Seriously. Go see it. You’ll be glad that you did.

In other must mentions, I’m going to link to a couple of very fine articles–

The first is a discussion of rape as it is portrayed in media, today, and especially in SFF. A very interesting look at the “realism” of sexual assault on women, and why don’t we see more rape of male characters in film and fiction. It’s worth a think, or two, and the numbers presented may surprise you.

The second is a couple of links to possible ways to get your hands on the Hugo Award-nominated essay “We Have Always Fought” by Kameron Hurley. Personally, I’d love to see this essay be required reading for the human race, but since that seems unlikely, I’ll just throw it out as a suggestion.

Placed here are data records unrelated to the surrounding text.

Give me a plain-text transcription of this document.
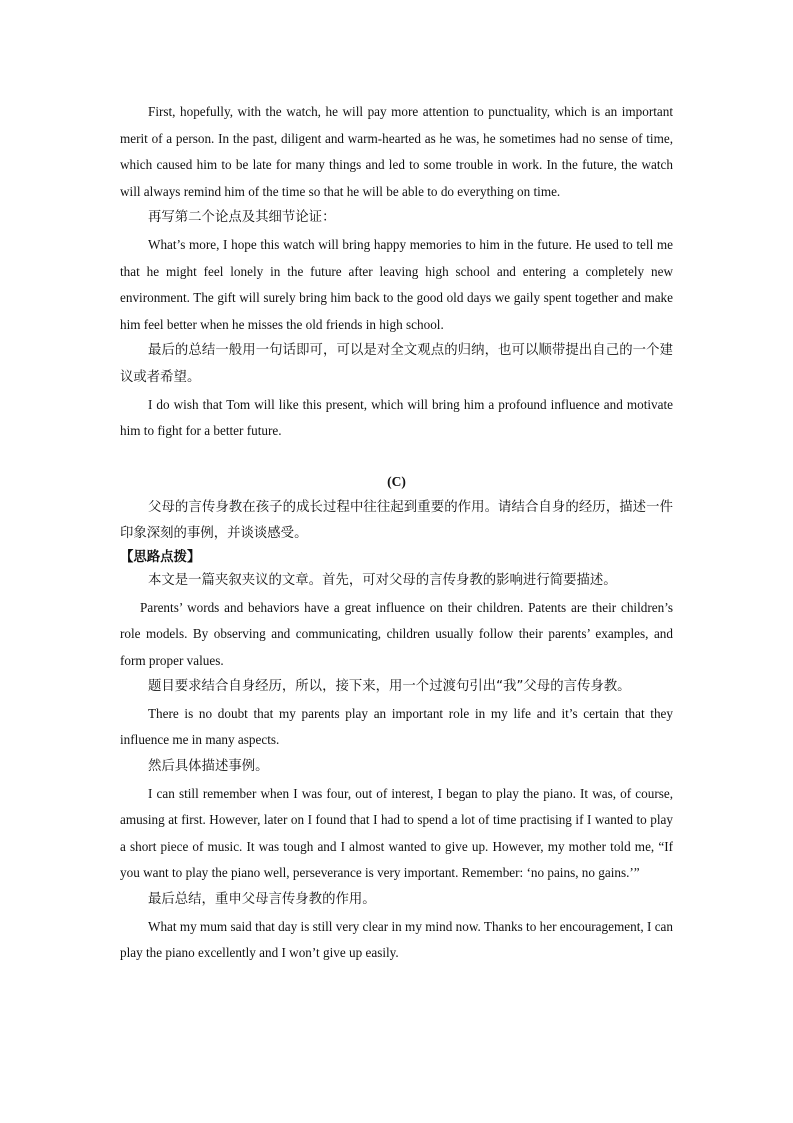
First, hopefully, with the watch, he will pay more attention to punctuality, which is an important merit of a person. In the past, diligent and warm-hearted as he was, he sometimes had no sense of time, which caused him to be late for many things and led to some trouble in work. In the future, the watch will always remind him of the time so that he will be able to do everything on time.

再写第二个论点及其细节论证：

What’s more, I hope this watch will bring happy memories to him in the future. He used to tell me that he might feel lonely in the future after leaving high school and entering a completely new environment. The gift will surely bring him back to the good old days we gaily spent together and make him feel better when he misses the old friends in high school.

最后的总结一般用一句话即可，可以是对全文观点的归纳，也可以顺带提出自己的一个建议或者希望。

I do wish that Tom will like this present, which will bring him a profound influence and motivate him to fight for a better future.

(C)

父母的言传身教在孩子的成长过程中往往起到重要的作用。请结合自身的经历，描述一件印象深刻的事例，并谈谈感受。

【思路点拨】

本文是一篇夹叙夹议的文章。首先，可对父母的言传身教的影响进行简要描述。

Parents’ words and behaviors have a great influence on their children. Patents are their children’s role models. By observing and communicating, children usually follow their parents’ examples, and form proper values.

题目要求结合自身经历，所以，接下来，用一个过渡句引出“我”父母的言传身教。

There is no doubt that my parents play an important role in my life and it’s certain that they influence me in many aspects.

然后具体描述事例。

I can still remember when I was four, out of interest, I began to play the piano. It was, of course, amusing at first. However, later on I found that I had to spend a lot of time practising if I wanted to play a short piece of music. It was tough and I almost wanted to give up. However, my mother told me, “If you want to play the piano well, perseverance is very important. Remember: ‘no pains, no gains.’”

最后总结，重申父母言传身教的作用。

What my mum said that day is still very clear in my mind now. Thanks to her encouragement, I can play the piano excellently and I won’t give up easily.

You can download Hurley’s essay collection here for free until 8/17, or you can listen to Hurley read the title essay on a podcast, here.  I highly recommend either–she’ll make you think about the way that you see the women characters in the stories that you love, and for me, she has really made me question the way that I write female characters, which I feel is contributing to a richer, deeper understanding of the characters I create, and the world in which they live.

Also, I would add that Kameron Hurley has a new novel, THE MIRROR EMPIRE, coming out on August 26th, which is getting stunningly good reviews.